Francois Chollet wrote a great tweet last October on how to work with LLMs. Essentially, his take is that we should think about prompting an LLM as program search.

An LLM prompt:

Serves as a kind of database key to fetch a program from the LLM.
Provides the parameters to run the fetched program.

Importantly, because LLMs can generate code, we can separate (1) and (2). We can:

Prompt an LLM to generate a program.
Evaluate the generated program (running the program, unit tests, or static analysis).

And we can repeat this process – iteratively editing and evaluating programs.

Autonomous program synthesis is the next frontier

Recently, Chollet ignited a campaign for more creative thinking in AI research with the ARC prize. His framing of the challenge is related to the above interpretation of LLMs.

Essentially, the thrust of ARC-AGI is that LLMs alone are not enough – but we can use them to build a self-regulating system of programs that autonomously evolves towards a goal.

References

Francois Chollet, Prompt Engineering

(Oct 2023) https://x.com/fchollet/status/1709242747293511939

A LLM is a repository of many (millions) of vector programs mined from human-generated data, learned implicitly as a by-product of language compression. A "vector program" is just a very non-linear function that maps part of the latent space unto itself.
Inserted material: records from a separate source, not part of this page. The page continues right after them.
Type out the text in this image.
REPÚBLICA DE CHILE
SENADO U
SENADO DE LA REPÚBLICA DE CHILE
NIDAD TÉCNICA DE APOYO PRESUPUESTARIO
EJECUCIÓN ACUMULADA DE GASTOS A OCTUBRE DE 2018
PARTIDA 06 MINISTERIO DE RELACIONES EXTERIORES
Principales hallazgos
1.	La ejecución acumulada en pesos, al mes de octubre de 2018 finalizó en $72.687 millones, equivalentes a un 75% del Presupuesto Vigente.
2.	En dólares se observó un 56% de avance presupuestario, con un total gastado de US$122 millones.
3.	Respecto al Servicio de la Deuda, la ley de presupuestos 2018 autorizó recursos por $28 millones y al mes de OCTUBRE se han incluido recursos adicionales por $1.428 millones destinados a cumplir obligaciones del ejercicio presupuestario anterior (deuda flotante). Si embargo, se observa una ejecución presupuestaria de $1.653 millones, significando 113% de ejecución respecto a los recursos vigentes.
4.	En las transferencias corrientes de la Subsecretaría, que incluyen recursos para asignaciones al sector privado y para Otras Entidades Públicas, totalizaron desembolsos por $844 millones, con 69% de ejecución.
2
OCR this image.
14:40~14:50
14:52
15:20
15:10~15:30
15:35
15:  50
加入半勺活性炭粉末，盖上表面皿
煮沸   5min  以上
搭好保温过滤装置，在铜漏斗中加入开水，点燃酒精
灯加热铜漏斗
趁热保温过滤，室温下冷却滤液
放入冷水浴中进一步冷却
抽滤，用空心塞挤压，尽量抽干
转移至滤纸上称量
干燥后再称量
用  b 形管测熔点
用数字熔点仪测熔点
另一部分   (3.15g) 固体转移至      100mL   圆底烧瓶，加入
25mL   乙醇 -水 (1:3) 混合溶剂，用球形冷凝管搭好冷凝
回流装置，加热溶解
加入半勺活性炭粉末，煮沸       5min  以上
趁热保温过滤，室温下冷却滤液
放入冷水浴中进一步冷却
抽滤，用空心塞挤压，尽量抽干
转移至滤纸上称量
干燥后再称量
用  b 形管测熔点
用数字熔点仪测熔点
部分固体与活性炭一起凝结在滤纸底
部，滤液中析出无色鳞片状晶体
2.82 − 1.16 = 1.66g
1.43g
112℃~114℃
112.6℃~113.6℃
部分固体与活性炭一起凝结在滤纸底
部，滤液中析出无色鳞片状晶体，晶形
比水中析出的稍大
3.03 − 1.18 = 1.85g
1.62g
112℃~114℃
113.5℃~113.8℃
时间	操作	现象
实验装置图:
When you're prompting, you're fetching one of these programs and running it on an input -- part of your prompt serves as a kind of "program key" (as in database key) and part serves as program argument(s). Like, in "write this paragraph in the style of Shakespeare: {my paragraph}", the part "write this paragraph in the stye of X: Y" is a program key, with arguments X=Shakespeare and Y={my paragraph}.

The program fetched by your key may or may not work well for the task at hand. There's no reason why it should be optimal. There are lots of related programs to choose from.

Prompt engineering represents a search over many keys in order a find a program that is empirically more accurate for what you're trying to do. It's no different than trying different keywords when searching for a Python library.

Everything else is unnecessary anthropomorphism on the part of the prompter. You're not talking to a human who understands language the way you do. Stop pretending you are.

Rich Sutton, The Bitter Lesson

(Mar 2019) http://www.incompleteideas.net/IncIdeas/BitterLesson.html

General methods that leverage computation are ultimately the most effective, and by a large margin.

ARC Prize, Impact

(June 2024) https://arcprize.org/arc

At minimum, solving ARC-AGI would result in a new programming paradigm. It would allow anyone, even those without programming knowledge, to create programs simply by providing a few input-output examples of what they want.

This would dramatically expand who is able to leverage software and automation. Programs could automatically refine themselves when exposed to new data, similar to how humans learn.

If found, a solution to ARC-AGI would be more impactful than the discovery of the Transformer. The solution would open up a new branch of technology.